A lot. I finally graduated from college. I came home to find my beloved dog dead on my front porch on a chilly Friday evening. I celebrated watching one of my best friends get married. And I broke up with a girlfriend, and bid her goodbye.
A lot can happen to a person in 360 days, both good and bad. For me, there were events that happened in that time that are sure to never leave my memory.
But as a sports fan, only one memory refuses to go away. It was the moment when Georgetown overtook UNC’s lead in the final minutes of that Elite Eight game, when elation became confidence, confidence turned into uneasiness, uneasiness blended into worry, and worry sank into outright disaster.
It’s been 360 days since North Carolina collapsed against Georgetown, and I’m just now beginning to open my eyes to that fact, once unwilling to see the horror that even now I’m reluctant to admit ever happened. The aftermath of that rainy March afternoon is a complete blur for me, and I’m willing to admit I don’t remember much of the details once the buzzer sounded.
What I do recall is sitting outside after the game in staggered silence, bombarded by the sound of my phone’s incessant ringing, refusing to answer it each painful second it chimed. For every friend calling to empathize, I knew there was another calling to revel in the stunned misery of a Tar Heel fan.
To me, those 50/50 odds weren’t good enough to pick up the phone. And so I let it ring. And ring. And ring.
360 days later, the phone may have stopped ringing, but the misery and questions have yet to subside.
And that’s what this Tar Heel team is left with.
As basketball followers, we’ve all felt losses that cut to the core of our fanaticism. The last second buzzer beater, the blowout by a rival team, and the unexpected defeat by an upstart Cinderella all immediately come to mind. But something was different about this one. Something much more painful.
Up 10 with just over 11 minutes to play, North Carolina looked dominant. They had out scrapped and outplayed Georgetown at every turn, until it seemed only a matter of time before the Final Four tickets would be punched and the celebration could begin.
And then, something inexplicable happened.
The shots that had once seemed so effortless abruptly began to bounce off the rim. The rebounds started to fatefully fall Georgetown’s way. Suddenly no Tar Heel player could score, the clock moved meticulously slow and the lead, along with my confidence, vanished.
As it happened, the only syllable I was able to utter aloud was “no”. Over and over again, each version I spoke became more desperate sounding than the last. It was a feeling of helplessness I’ll never forget, one that may never be matched again for me as a sports fan. It was like watching a car accident from two hundred yards away; no matter how loud you screamed, there was no way to prevent it from happening.
To this day, the statistics of Georgetown’s comeback seem almost scripted and false. A 31-9 run. Outscored 15-2 in overtime. 2 for 21 shooting to end the game for Carolina. Maybe that’s why I’ve had such a hard time accepting the reality of this particular defeat.

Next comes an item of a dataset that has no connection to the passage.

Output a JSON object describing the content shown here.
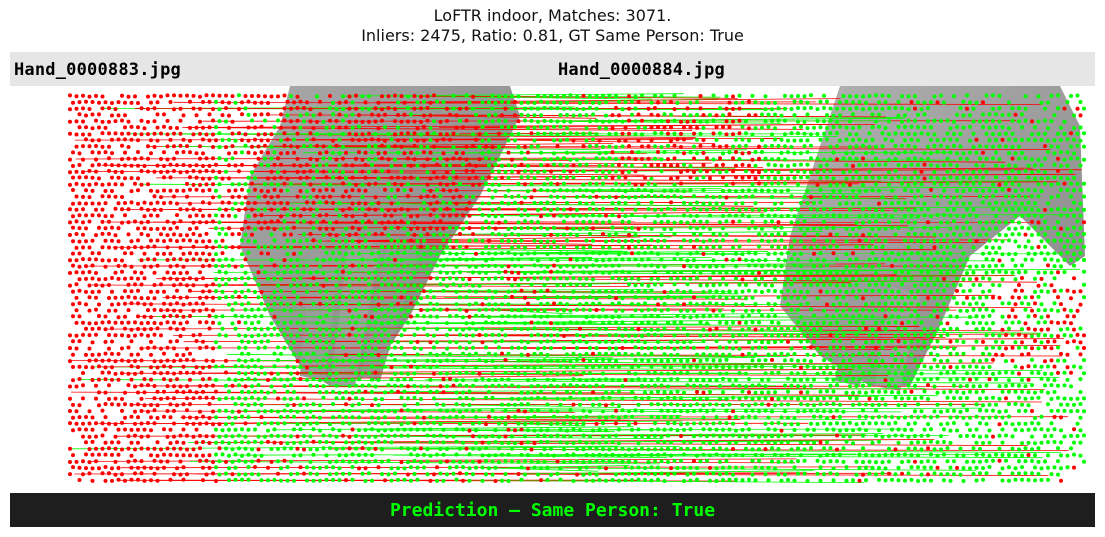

I still have the game saved on my Tivo for some bizarre reason. I keep waiting for the day that I can sit and watch it without suffering the feeling of being repeatedly punched in the stomach. For now it mockingly sits as a constant reminder, both of what could have been and what actually was.
Obviously, I wasn’t the only one who took the loss hard. As Georgetown players celebrated on the court, a somber Roy Williams sat in the media room doing his best to explain the unexplainable. “Life doesn’t always go like you want it to,” Williams said. “It’s never as sweet as you think it could possibly be.”
I wish I could have taken those words to heart that afternoon. It may have saved me 359 days of heartache, and maybe then I could have understood that sometimes things just, well….happen. The fact is, no matter how much you want something to turn out well, there are times when even your best effort isn’t enough. Those Carolina players wanted to win that game more than I ever could have wanted it. As a fan, that’s all we could ever ask of our athletes. And sometimes you just have to accept the hand you’ve been dealt, both in sports and in life.
I’ve learned in these last 360 days a valuable lesson that I may not have completely understood or accepted before: you can’t live in the past. I can’t bring my dog back, I don’t want my old girlfriend back, and there’s no way I can change what happened in that Georgetown game, no matter how hard I try.
But for now, the team I live and die with is 32-2, clicking on all cylinders, and prepared to make another exhausting and exhilarating run towards a National Championship.
There’s a new NCAA Tournament upon us today. And while this one may end the same way for me as it did last year, filled with questions, confusion, and misery, I’m excited to have another chance.
A chance at redemption, a chance to witness another National Championship, and a hope that the despair and pain Tar Heel fans felt last year as they watched Georgetown celebrate will soon be rewarded with a much different outcome.